In the morning the sheep was back next door. I chased it home and shut it in a different paddock, where the pet lambs lived.

It stayed put for two days, before it figured out how to escape and went next door again. I got it back and fixed a dodgy bit of boundary fence.

It escaped again, and when I chased it home it leapt the wooden fence into the yards like an Olympic hurdler.

So that's how it was getting out. I made the fence higher.

Next a white hogget took to escaping. It also went next door, but seemed to come back home whenever it wanted to.

I pretended it wasn't mine and secretly hoped it would run away, but when it took to visiting suburban gardens, I had to take action. Since I didn't know where it was getting out, I couldn't fix it.

Eventually I moved the whole flock up to the top of the hill until I could work out what was going on. But they had to come back down again for shearing.

As we drove them into the yards, one ewe hung a sharp right and barged as fast as she could into a small gate by the shed.

She blasted it open with her head, and took off into the bush, closely followed by another six. The shearer was on his way, so we had no time to find them.

We shut in the ones we had and got them shorn. The others have to wait.

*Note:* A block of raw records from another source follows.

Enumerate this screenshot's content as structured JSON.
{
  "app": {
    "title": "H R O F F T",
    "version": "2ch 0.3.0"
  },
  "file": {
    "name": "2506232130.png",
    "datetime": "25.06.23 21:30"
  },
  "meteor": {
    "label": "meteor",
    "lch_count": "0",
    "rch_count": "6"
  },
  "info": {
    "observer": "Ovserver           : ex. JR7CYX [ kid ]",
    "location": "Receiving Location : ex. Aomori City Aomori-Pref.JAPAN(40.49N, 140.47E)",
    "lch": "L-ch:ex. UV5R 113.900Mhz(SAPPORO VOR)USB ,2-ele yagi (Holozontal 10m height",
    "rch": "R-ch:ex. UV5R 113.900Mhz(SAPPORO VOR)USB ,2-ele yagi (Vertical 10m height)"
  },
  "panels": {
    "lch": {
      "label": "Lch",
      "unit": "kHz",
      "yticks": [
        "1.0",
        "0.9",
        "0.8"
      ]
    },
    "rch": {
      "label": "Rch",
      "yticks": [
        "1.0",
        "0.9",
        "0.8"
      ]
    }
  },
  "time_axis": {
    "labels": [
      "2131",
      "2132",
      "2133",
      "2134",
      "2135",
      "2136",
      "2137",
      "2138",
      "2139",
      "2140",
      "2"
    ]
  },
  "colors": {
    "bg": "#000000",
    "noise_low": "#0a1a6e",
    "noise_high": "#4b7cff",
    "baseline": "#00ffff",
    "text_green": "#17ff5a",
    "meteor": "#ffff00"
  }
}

But now I have a new set of escapees - a black ewe with a white lamb. Every day I would find them out when I got home, and I had to watch them closely to see how they managed it.

They had figured out how to squeeze through the gate by the letterbox, trot down the concrete steps and head back up the drive to the long grass next door, again and again.

I've made temporary repairs to the gate, and for now they are secure again.

But at the end of the summer, they and their hurdling cousins are going to the sales.